第一作者简介: 陈友智,男,1982年生,博士生,构造地质学专业,E-mail: cugchenyz@126.com
通讯作者: 肖安成,男,1957年生,教授,博导,主要从事盆地分析、盆地构造解析,E-mail: xiaoanch@zju.edu.cn
摘要: 中元古代长城纪华北克拉通南缘的大地构造背景一直备受关注。学者们主要依据该时期火成岩地球化学性质推断其构造背景,提出了B型俯冲、安第斯型俯冲、非造山环境以及与Columbia超大陆裂解有关的伸展环境。本次研究应用地球物理方法来剖析鄂尔多斯盆地中南部长城系构造格架和地层分布,以探索研究区大地构造背景及盆地属性。二维地震资料显示长城纪构造旋回包含裂陷期和裂后期。裂陷期半地堑主控边界断层活动强度大,下降盘发生旋转掀斜,发育次级地堑、半地堑,同时发育扇三角洲、水下扇沉积,楔状体沉积中心地层厚度大。裂后期断层活动减弱,水体范围扩大,地层超覆在早期楔状地层之上,地层厚度变化小。重力异常反演表明,研究区存在同期的凹陷和凸起,它们可能受控于边界断裂。结合地块周缘长城系沉积特征,我们认为鄂尔多斯地块中元古代长城纪盆地属性为陆内裂陷。

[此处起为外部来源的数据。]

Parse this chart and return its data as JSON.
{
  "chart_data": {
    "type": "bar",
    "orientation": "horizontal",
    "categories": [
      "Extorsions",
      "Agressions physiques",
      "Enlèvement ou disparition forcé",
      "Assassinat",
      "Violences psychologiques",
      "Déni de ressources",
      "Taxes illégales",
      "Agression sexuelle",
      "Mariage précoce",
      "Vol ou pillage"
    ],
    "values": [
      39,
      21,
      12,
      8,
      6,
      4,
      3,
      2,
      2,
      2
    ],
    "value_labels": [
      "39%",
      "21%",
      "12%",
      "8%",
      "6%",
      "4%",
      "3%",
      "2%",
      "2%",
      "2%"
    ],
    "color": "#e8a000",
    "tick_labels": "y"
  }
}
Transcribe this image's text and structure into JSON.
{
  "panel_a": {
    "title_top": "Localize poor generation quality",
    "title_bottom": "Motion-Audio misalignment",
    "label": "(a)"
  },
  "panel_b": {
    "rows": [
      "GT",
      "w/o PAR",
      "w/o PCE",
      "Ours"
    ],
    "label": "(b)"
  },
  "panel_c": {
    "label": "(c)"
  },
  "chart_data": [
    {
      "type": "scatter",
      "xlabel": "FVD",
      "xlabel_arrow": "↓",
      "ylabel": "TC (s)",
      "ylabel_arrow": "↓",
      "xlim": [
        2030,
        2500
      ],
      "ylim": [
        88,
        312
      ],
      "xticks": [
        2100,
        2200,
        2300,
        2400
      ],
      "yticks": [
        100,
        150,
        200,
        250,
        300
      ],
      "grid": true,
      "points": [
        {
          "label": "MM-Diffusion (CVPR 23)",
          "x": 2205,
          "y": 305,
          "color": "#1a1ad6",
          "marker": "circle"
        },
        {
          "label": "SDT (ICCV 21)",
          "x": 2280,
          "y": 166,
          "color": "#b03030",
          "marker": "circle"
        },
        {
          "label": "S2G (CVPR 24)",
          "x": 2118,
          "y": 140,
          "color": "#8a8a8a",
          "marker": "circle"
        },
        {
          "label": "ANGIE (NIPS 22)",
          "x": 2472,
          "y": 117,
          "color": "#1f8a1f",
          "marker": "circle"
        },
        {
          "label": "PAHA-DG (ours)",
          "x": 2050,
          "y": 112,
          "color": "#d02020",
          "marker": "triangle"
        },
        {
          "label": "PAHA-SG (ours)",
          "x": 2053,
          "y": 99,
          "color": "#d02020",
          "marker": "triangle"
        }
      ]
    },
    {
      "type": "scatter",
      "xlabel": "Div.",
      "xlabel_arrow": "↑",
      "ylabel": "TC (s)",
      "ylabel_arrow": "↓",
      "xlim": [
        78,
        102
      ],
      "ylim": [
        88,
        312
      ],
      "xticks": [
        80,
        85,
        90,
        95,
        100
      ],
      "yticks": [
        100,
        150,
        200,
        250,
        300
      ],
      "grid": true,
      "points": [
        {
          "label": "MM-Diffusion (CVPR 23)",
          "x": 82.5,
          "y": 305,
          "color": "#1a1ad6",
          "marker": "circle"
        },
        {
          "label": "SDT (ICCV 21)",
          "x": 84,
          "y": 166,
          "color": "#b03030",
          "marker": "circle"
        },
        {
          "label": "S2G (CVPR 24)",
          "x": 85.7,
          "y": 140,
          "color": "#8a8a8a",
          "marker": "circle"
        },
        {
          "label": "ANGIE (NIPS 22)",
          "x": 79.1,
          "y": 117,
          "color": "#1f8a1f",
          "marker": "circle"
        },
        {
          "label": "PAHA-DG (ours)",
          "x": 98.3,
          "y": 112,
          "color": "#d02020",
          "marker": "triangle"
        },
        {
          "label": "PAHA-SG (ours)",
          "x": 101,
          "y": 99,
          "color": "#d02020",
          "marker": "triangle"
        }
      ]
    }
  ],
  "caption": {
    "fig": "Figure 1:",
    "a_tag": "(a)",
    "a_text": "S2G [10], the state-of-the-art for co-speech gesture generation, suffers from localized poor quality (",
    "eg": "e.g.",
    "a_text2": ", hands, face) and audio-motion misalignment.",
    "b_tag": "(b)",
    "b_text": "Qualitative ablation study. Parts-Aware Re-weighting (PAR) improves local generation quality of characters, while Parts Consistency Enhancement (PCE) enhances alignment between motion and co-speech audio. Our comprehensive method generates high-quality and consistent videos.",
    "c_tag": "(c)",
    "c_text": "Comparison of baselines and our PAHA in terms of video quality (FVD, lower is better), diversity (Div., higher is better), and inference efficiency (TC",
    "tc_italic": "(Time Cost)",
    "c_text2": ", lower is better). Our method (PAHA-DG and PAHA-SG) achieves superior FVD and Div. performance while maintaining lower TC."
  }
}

关键词: 中元古界     鄂尔多斯     盆地属性     裂陷    
Researches on basin property of Ordos block during Mesoproterozoic Changcheng Period.
CHEN YouZhi1,2, FU JinHua3, YANG GaoYin4, XIAO AnCheng1,2 , SUN LiuYi5, XU Bo6, BAO HongPing5, MAO LiGuang1,2    
1. Department of Earth Sciences, Zhejiang University, Hangzhou 310027, China;
2. Research Center for Structures in Oil & Gas Bearing Basins, Ministry of Education, Hangzhou 310027, China;
3. PetroChina Changqing Oilfield Company, Xi'an 710021, China;
4. Xiling Geophysical Technology Development Company Ltd., Xi'an 710000, China;
5. Research Institute of Petroleum Exploration & Development, PetroChina Changqing Oilfield Company, Xi'an 710021, China;
6. Zhejiang Engineering Geophysical Prospecting Institute, Hangzhou 310005, China
Abstract: The tectonic setting of southern margin of North China Craton has drawn much attention during Mesoproterozoic Changcheng Period. Researchers have proposed several plausible models of geological settings mostly based on geochemical properties of volcanic rocks. The main views about the geological background are B-type subduction, Andean type subduction, non-orogenic extension and stretching which is related to the breakup of Supercontinent Columbia. This paper focus on tectonic features and stratum distribution of Changcheng Group in the south central Ordos block with geophysical methods meanwhile makes some study on its tectonic setting and basin property. The 2D seismic data indicates tectonic cycle in Changcheng Period with syn-rift and post-rift phase included. In syn-rift phase, the boundary faults act intensely, and the hanging wall rotated, leading to the development of sub-grabens and half-grabens. In the meantime fan delta and subaqueous fans filled in. The formations thicknesses are huge in depocenter of wedges. In post rift phase, the activity of faults was weak, resulting in the formation with consistent thickness, which overlapped on the wedges. Besides, the consequence of gravity anomaly inversion suggests several depressions and salients developed during the same period which were probably controlled by the boundary faults. Combined with the sedimentary characteristics of block margin, we deem the study area to be a rift basin during the Changcheng Period.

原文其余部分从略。